After each clean-up attempt, a new controversy sprouted over whether the president really accepted the intelligence agencies’ conclusion that Russia tried to sway public opinion in the 2016 presidential election. “I let [Putin] know we can’t have this, we’re not going to have it, and that’s the way it’s going to be,” Trump insisted to CBS News.

[More: Trump says he misspoke, accepts US intelligence on Russian meddling]

Outside allies of the president grew annoyed about both the media onslaught and the White House’s defensiveness about outreach to Russia. Former chief strategist Steve Bannon told a British publication “we have to end the Cold War with Russia” in order to focus on the threat from China. Others raised the prospect of nuclear confrontation with Moscow — all Trump was saying is give peace a chance.

“The overall takeaway from this should be that the president is making an authentic effort toward reducing conflict with our global adversaries, whether it’s North Korea, whether it’s Russia, whether it’s China with trade manipulation, currency manipulation and IP theft,” said former Trump Commerce Department official Chris Garcia. “Everything is on the table for this president.”

Some Trump backers circulated an interview that NYU Russia studies professor emeritus Stephen F. Cohen did with Fox News’ Tucker Carlson. “Do you, these people who are hunting Trump, do you prefer trying to impeach Trump to trying to avert war with nuclear Russia?” Cohen asked.

Meanwhile, Democrats chanted “USA! USA!” while chastising Trump’s Russia remarks on the House floor. Democratic lawmakers increasingly eschewed talk of Russian “meddling” or “interference” in favor of calling them “Russian attacks.”

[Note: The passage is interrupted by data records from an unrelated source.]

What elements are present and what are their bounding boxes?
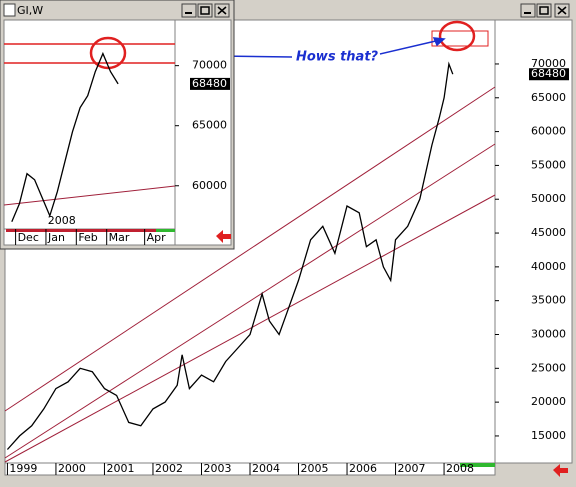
year-label: 2008 xyxy=(48,214,76,227)
last-value-box xyxy=(190,77,230,90)
price-line xyxy=(6,61,454,450)
x-tick-label: 1999 xyxy=(9,462,37,475)
y-tick-label: 40000 xyxy=(531,260,566,273)
y-tick-label: 35000 xyxy=(531,294,566,307)
x-tick-label: 2006 xyxy=(349,462,377,475)
x-tick-label: 2005 xyxy=(301,462,329,475)
last-value-label: 68480 xyxy=(531,67,566,80)
x-tick-label: Jan xyxy=(47,231,65,244)
x-tick-label: Feb xyxy=(78,231,97,244)
highlight-box xyxy=(431,30,489,47)
annotation: Hows that? xyxy=(296,50,379,65)
window-buttons[interactable] xyxy=(520,3,570,18)
x-tick-label: 2008 xyxy=(446,462,474,475)
y-tick-label: 45000 xyxy=(531,226,566,239)
last-value-box xyxy=(529,68,569,81)
x-tick-label: Dec xyxy=(18,231,39,244)
y-tick-label: 65000 xyxy=(531,91,566,104)
y-tick-label: 20000 xyxy=(531,395,566,408)
price-line xyxy=(11,51,119,223)
y-tick-label: 50000 xyxy=(531,192,566,205)
last-value-label: 68480 xyxy=(192,77,227,90)
trend-channel xyxy=(4,86,496,463)
y-tick-label: 25000 xyxy=(531,361,566,374)
inset-title: GI,W xyxy=(17,4,43,17)
y-tick-label: 30000 xyxy=(531,327,566,340)
inset-window: GI,W xyxy=(0,0,235,250)
x-tick-label: 2000 xyxy=(58,462,86,475)
x-tick-label: 2004 xyxy=(252,462,280,475)
y-tick-label: 15000 xyxy=(531,429,566,442)
highlight-circle xyxy=(438,20,476,52)
x-tick-label: Mar xyxy=(109,231,130,244)
y-tick-label: 70000 xyxy=(531,57,566,70)
x-tick-label: 2001 xyxy=(106,462,134,475)
y-tick-label: 65000 xyxy=(192,119,227,132)
y-tick-label: 60000 xyxy=(192,179,227,192)
x-tick-label: Apr xyxy=(147,231,167,244)
x-tick-label: 2003 xyxy=(203,462,231,475)
status-bar xyxy=(460,463,495,467)
inset-window-buttons[interactable] xyxy=(181,3,230,18)
y-tick-label: 60000 xyxy=(531,125,566,138)
y-tick-label: 70000 xyxy=(192,59,227,72)
y-tick-label: 55000 xyxy=(531,158,566,171)
x-tick-label: 2002 xyxy=(155,462,183,475)
scroll-arrow[interactable] xyxy=(553,464,568,477)
x-tick-label: 2007 xyxy=(398,462,426,475)
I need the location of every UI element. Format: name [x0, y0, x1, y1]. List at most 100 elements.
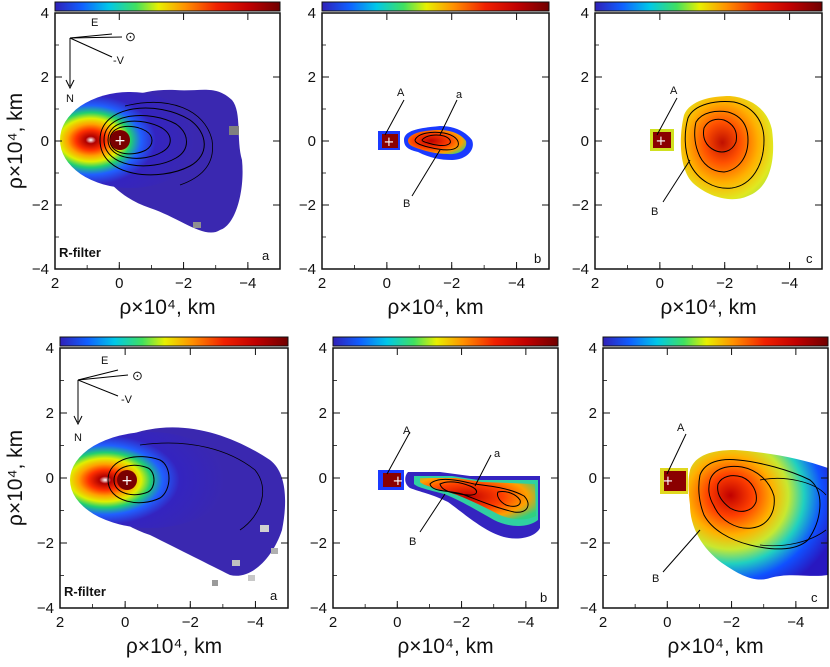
- nucleus-patch-core: [383, 473, 401, 487]
- contour: [414, 131, 459, 151]
- panel-top-a: + E ⊙ -V N R-filter a: [54, 1, 281, 270]
- y-tick-label: 4: [589, 340, 597, 357]
- x-tick-label: −2: [182, 614, 199, 631]
- nucleus-cross: +: [121, 473, 133, 489]
- annotation-B: B: [403, 198, 410, 210]
- contour: [717, 475, 757, 512]
- noise-pixel: [232, 560, 240, 566]
- nucleus-patch-core: [664, 471, 686, 491]
- x-axis-label: ρ×10⁴, km: [660, 296, 756, 319]
- y-tick-label: 0: [308, 133, 316, 150]
- sun-arrow: [69, 36, 123, 39]
- panel-letter: a: [270, 588, 278, 603]
- axes-layer: 2 0 −2 −4 4 2 0 −2 −4 ρ×10⁴, km ρ×10⁴, km 2 0 −2 −4 4 2 0…: [4, 5, 829, 658]
- east-label: E: [91, 17, 98, 29]
- sun-symbol: ⊙: [125, 29, 136, 44]
- annotation-line: [666, 433, 687, 475]
- x-tick-label: 0: [115, 275, 123, 292]
- filter-label: R-filter: [59, 245, 101, 260]
- x-tick-label: −4: [781, 275, 798, 292]
- contour: [107, 456, 170, 504]
- annotation-B: B: [652, 573, 659, 585]
- x-axis-label: ρ×10⁴, km: [667, 635, 763, 658]
- coma-structure: [420, 478, 536, 520]
- y-tick-label: −4: [37, 600, 54, 617]
- x-tick-label: 0: [383, 275, 391, 292]
- panel-letter: c: [806, 251, 813, 266]
- panel-top-b: + A a B b: [321, 1, 550, 270]
- y-tick-label: 4: [41, 5, 49, 22]
- y-tick-label: −4: [32, 261, 49, 278]
- noise-pixel: [248, 575, 255, 581]
- x-tick-label: −2: [175, 275, 192, 292]
- contour: [497, 491, 521, 507]
- x-axis-label: ρ×10⁴, km: [126, 635, 222, 658]
- x-tick-label: −2: [443, 275, 460, 292]
- x-tick-label: −2: [723, 614, 740, 631]
- annotation-line: [662, 159, 691, 203]
- panel-bottom-a: + E ⊙ -V N R-filter a: [59, 336, 289, 609]
- x-tick-label: −4: [239, 275, 256, 292]
- contour: [124, 102, 214, 186]
- y-tick-label: −4: [580, 600, 597, 617]
- y-tick-label: 4: [308, 5, 316, 22]
- x-tick-label: 2: [56, 614, 64, 631]
- y-tick-label: 0: [319, 470, 327, 487]
- nucleus-cross: +: [384, 135, 395, 150]
- y-tick-label: −2: [580, 535, 597, 552]
- annotation-A: A: [670, 85, 678, 97]
- annotation-B: B: [409, 536, 416, 548]
- x-tick-label: −4: [787, 614, 804, 631]
- contour: [708, 465, 775, 529]
- noise-pixel: [193, 222, 201, 228]
- contour: [109, 125, 153, 155]
- y-tick-label: 4: [581, 5, 589, 22]
- y-tick-label: 2: [41, 69, 49, 86]
- nucleus-cross: +: [114, 133, 126, 149]
- noise-pixel: [260, 525, 269, 532]
- y-tick-label: 4: [319, 340, 327, 357]
- east-arrow: [69, 33, 113, 39]
- contour: [139, 442, 264, 531]
- y-tick-label: −2: [32, 197, 49, 214]
- x-tick-label: 0: [656, 275, 664, 292]
- annotation-a: a: [494, 448, 501, 460]
- annotation-line: [662, 529, 701, 573]
- x-tick-label: 2: [599, 614, 607, 631]
- contour: [103, 115, 187, 167]
- east-label: E: [101, 355, 108, 367]
- annotation-line: [656, 97, 678, 136]
- x-axis-label: ρ×10⁴, km: [397, 635, 493, 658]
- contour: [439, 481, 477, 496]
- contour: [113, 464, 155, 496]
- y-axis-label: ρ×10⁴, km: [4, 93, 27, 189]
- annotation-A: A: [397, 87, 405, 99]
- north-arrowhead: [73, 415, 83, 426]
- y-tick-label: 0: [41, 133, 49, 150]
- x-tick-label: 0: [663, 614, 671, 631]
- contour: [421, 134, 451, 147]
- annotation-line: [474, 454, 492, 487]
- panel-top-c: + A B c: [594, 1, 823, 270]
- contour: [99, 107, 205, 176]
- noise-pixel: [212, 580, 218, 586]
- nucleus-marker: [117, 470, 137, 490]
- coma-structure: [680, 96, 774, 200]
- y-tick-label: −2: [37, 535, 54, 552]
- y-tick-label: 2: [308, 69, 316, 86]
- velocity-arrow: [69, 37, 113, 58]
- velocity-label: -V: [121, 394, 133, 406]
- x-tick-label: 2: [329, 614, 337, 631]
- y-tick-label: −4: [310, 600, 327, 617]
- contour: [703, 118, 737, 153]
- noise-pixel: [229, 126, 239, 135]
- x-axis-label: ρ×10⁴, km: [387, 296, 483, 319]
- x-tick-label: −2: [453, 614, 470, 631]
- x-tick-label: 0: [393, 614, 401, 631]
- colorbar: [602, 336, 829, 347]
- panel-letter: a: [262, 248, 270, 263]
- y-tick-label: −2: [572, 197, 589, 214]
- colorbar: [54, 1, 281, 12]
- x-tick-label: 2: [51, 275, 59, 292]
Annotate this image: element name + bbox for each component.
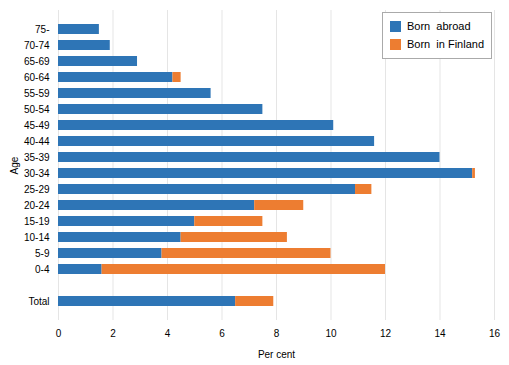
svg-text:6: 6	[219, 328, 225, 339]
svg-text:75-: 75-	[35, 24, 49, 35]
svg-text:45-49: 45-49	[24, 120, 50, 131]
svg-text:Age: Age	[9, 156, 20, 174]
svg-text:16: 16	[489, 328, 501, 339]
svg-text:10-14: 10-14	[24, 232, 50, 243]
svg-text:35-39: 35-39	[24, 152, 50, 163]
svg-text:25-29: 25-29	[24, 184, 50, 195]
svg-text:50-54: 50-54	[24, 104, 50, 115]
svg-text:12: 12	[380, 328, 392, 339]
svg-text:2: 2	[110, 328, 116, 339]
svg-text:70-74: 70-74	[24, 40, 50, 51]
svg-text:Total: Total	[28, 296, 49, 307]
svg-text:20-24: 20-24	[24, 200, 50, 211]
svg-text:60-64: 60-64	[24, 72, 50, 83]
svg-text:40-44: 40-44	[24, 136, 50, 147]
html-text:Born in Finland: Born in Finland	[407, 37, 484, 50]
svg-text:0-4: 0-4	[35, 264, 50, 275]
svg-text:5-9: 5-9	[35, 248, 50, 259]
svg-text:15-19: 15-19	[24, 216, 50, 227]
html-text:Born abroad: Born abroad	[407, 20, 471, 32]
svg-text:Per cent: Per cent	[258, 349, 295, 360]
svg-text:8: 8	[274, 328, 280, 339]
svg-text:4: 4	[165, 328, 171, 339]
svg-text:14: 14	[434, 328, 446, 339]
svg-text:30-34: 30-34	[24, 168, 50, 179]
svg-text:0: 0	[56, 328, 62, 339]
svg-text:10: 10	[325, 328, 337, 339]
svg-text:55-59: 55-59	[24, 88, 50, 99]
svg-text:65-69: 65-69	[24, 56, 50, 67]
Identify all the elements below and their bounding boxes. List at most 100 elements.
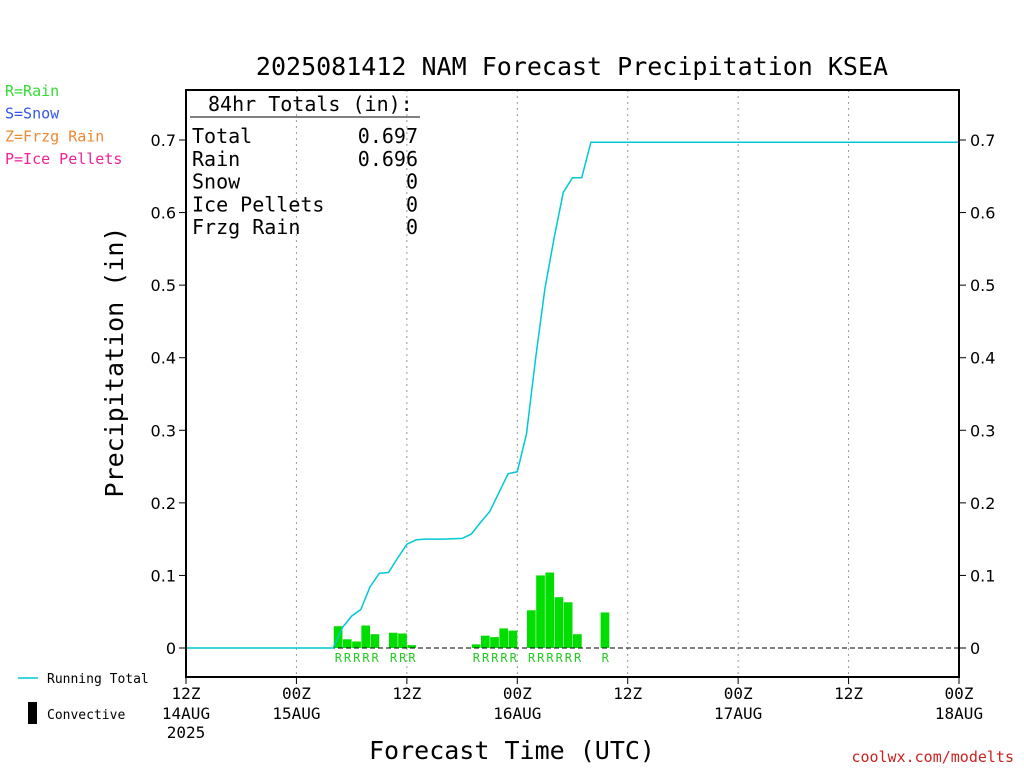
y-tick-label-right: 0.6	[970, 204, 995, 223]
totals-row-label: Frzg Rain	[192, 215, 300, 239]
y-tick-label-right: 0.3	[970, 421, 995, 440]
precip-bar	[545, 572, 555, 648]
precip-bar	[361, 625, 371, 648]
y-tick-label-right: 0.7	[970, 131, 995, 150]
totals-heading: 84hr Totals (in):	[208, 92, 413, 116]
precip-bar	[563, 602, 573, 648]
legend-label: Convective	[47, 708, 125, 723]
y-tick-label: 0.7	[151, 131, 176, 150]
precip-type-code: R	[399, 651, 407, 665]
precip-bar	[490, 637, 499, 648]
precip-bar	[388, 632, 398, 648]
precip-type-code: R	[546, 651, 554, 665]
bottom-legend: Running Total Convective	[18, 672, 149, 724]
precip-type-code: R	[574, 651, 582, 665]
x-tick-date: 15AUG	[272, 704, 320, 723]
precip-type-code: R	[344, 651, 352, 665]
totals-row-value: 0.697	[358, 124, 418, 148]
totals-row-value: 0	[406, 215, 418, 239]
y-tick-label: 0.5	[151, 276, 176, 295]
totals-row-label: Snow	[192, 170, 241, 194]
precip-bar	[573, 634, 582, 648]
precip-bars	[333, 572, 610, 648]
precip-type-code: R	[537, 651, 545, 665]
y-tick-label: 0.6	[151, 204, 176, 223]
x-tick-label: 00Z	[282, 684, 311, 703]
precip-bar	[554, 597, 564, 648]
x-tick-label: 00Z	[945, 684, 974, 703]
y-tick-label: 0.4	[151, 349, 176, 368]
totals-row-value: 0.696	[358, 147, 418, 171]
plot-frame	[185, 89, 960, 678]
totals-row-label: Rain	[192, 147, 240, 171]
x-tick-label: 00Z	[503, 684, 532, 703]
precip-type-code: R	[565, 651, 573, 665]
precip-bar	[526, 610, 536, 648]
totals-box: 84hr Totals (in): Total 0.697 Rain 0.696 Sno…	[190, 92, 420, 239]
precip-type-code: R	[372, 651, 380, 665]
precip-type-code: R	[491, 651, 499, 665]
y-tick-label: 0	[166, 639, 176, 658]
precip-bar	[398, 633, 407, 648]
y-tick-label-right: 0	[970, 639, 980, 658]
precip-type-code: R	[362, 651, 370, 665]
precip-type-code: R	[353, 651, 361, 665]
legend-label: Running Total	[47, 672, 149, 687]
y-axis-label: Precipitation (in)	[100, 227, 129, 498]
y-tick-label: 0.2	[151, 494, 176, 513]
y-axis-left: 0 0.1 0.2 0.3 0.4 0.5 0.6 0.7	[151, 131, 186, 658]
precip-type-code: R	[602, 651, 610, 665]
running-total-line	[186, 141, 959, 649]
precip-type-code: R	[335, 651, 343, 665]
y-axis-right: 0 0.1 0.2 0.3 0.4 0.5 0.6 0.7	[959, 131, 995, 658]
legend-bar-swatch	[28, 702, 37, 724]
x-tick-date: 16AUG	[493, 704, 541, 723]
type-legend-entry: Z=Frzg Rain	[5, 127, 104, 145]
y-tick-label-right: 0.5	[970, 276, 995, 295]
x-tick-date: 14AUG	[162, 704, 210, 723]
precip-bar	[407, 645, 417, 648]
x-tick-date: 17AUG	[714, 704, 762, 723]
x-tick-label: 12Z	[613, 684, 642, 703]
precip-bar	[536, 575, 545, 648]
precip-bar	[508, 630, 518, 648]
precip-bar	[370, 634, 380, 648]
credit-text: coolwx.com/modelts	[851, 748, 1014, 766]
precip-type-code: R	[556, 651, 564, 665]
x-tick-label: 00Z	[724, 684, 753, 703]
x-tick-year: 2025	[167, 723, 206, 742]
grid-lines	[295, 90, 850, 677]
series-line	[186, 141, 959, 649]
totals-row-value: 0	[406, 170, 418, 194]
x-axis-label: Forecast Time (UTC)	[369, 736, 655, 765]
precip-bar	[342, 639, 352, 648]
precip-type-legend: R=Rain S=Snow Z=Frzg Rain P=Ice Pellets	[5, 82, 122, 168]
precip-type-code: R	[390, 651, 398, 665]
x-tick-label: 12Z	[834, 684, 863, 703]
totals-row-label: Total	[192, 124, 252, 148]
y-tick-label: 0.1	[151, 566, 176, 585]
type-legend-entry: P=Ice Pellets	[5, 150, 122, 168]
totals-row-value: 0	[406, 192, 418, 216]
totals-row-label: Ice Pellets	[192, 192, 324, 216]
chart-title: 2025081412 NAM Forecast Precipitation KS…	[256, 52, 888, 81]
x-tick-label: 12Z	[172, 684, 201, 703]
y-tick-label-right: 0.4	[970, 349, 995, 368]
precip-type-code: R	[408, 651, 416, 665]
precip-bar	[471, 644, 481, 648]
precip-bar	[499, 628, 509, 648]
precip-type-code: R	[482, 651, 490, 665]
precip-bar	[480, 635, 490, 648]
precip-type-code: R	[473, 651, 481, 665]
type-legend-entry: S=Snow	[5, 105, 60, 123]
y-tick-label-right: 0.1	[970, 566, 995, 585]
y-tick-label-right: 0.2	[970, 494, 995, 513]
precip-bar	[352, 641, 361, 648]
precip-bar	[600, 612, 610, 648]
x-tick-label: 12Z	[392, 684, 421, 703]
y-tick-label: 0.3	[151, 421, 176, 440]
x-tick-date: 18AUG	[935, 704, 983, 723]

A fundraising email from the left-wing group MoveOn.Org targeted “Putin Republicans,” demanding lawmakers support the Trump-Russia investigation and block “lifetime appointments” like Supreme Court nominee Brett Kavanaugh. “That’s what we’re calling Republicans who won’t hold Donald Trump accountable for his craven, reckless, betrayal of American democracy in Helsinki,” the message stated.

Liberals pointed to the week after Helsinki as an example of collusion in plain sight, leading to speculation about what it might mean for the direction of special counsel Robert Mueller’s probe. “Mueller is trying to build a narrative that the president is so corrupt and so disgusting, that the people he’s surrounded himself with are like he’s Mafioso,” said former Trump political adviser Sam Nunberg. “[Former FBI Director James] Comey’s written that in his book.”

It’s a dramatically different political picture than prevailed for much of the Cold War, but Trump loyalists compared it to Nixon going to China. “At this point, I think he understands that he is making it very clear that without dialogue you have the potential for conflict,” Garcia said. “His ultimate goal, his ultimate desire as a president, is to strike a deal that creates world peace.”

Republicans on Capitol Hill are jittery, Democrats are on the offensive, administration officials keep affirming their belief in Russian interference and the White House tries to defuse each new firestorm, there remains grassroots support for letting Trump be Trump.

“As Donald Trump, the private citizen, he loved to be known as the ultimate deal-maker, the genius-wizard that no one else can touch when it comes to making deals,” said Garcia. “I think now in public life, as President Trump, the same holds true. He wants to be the guy who got done what no other president before him could get done.”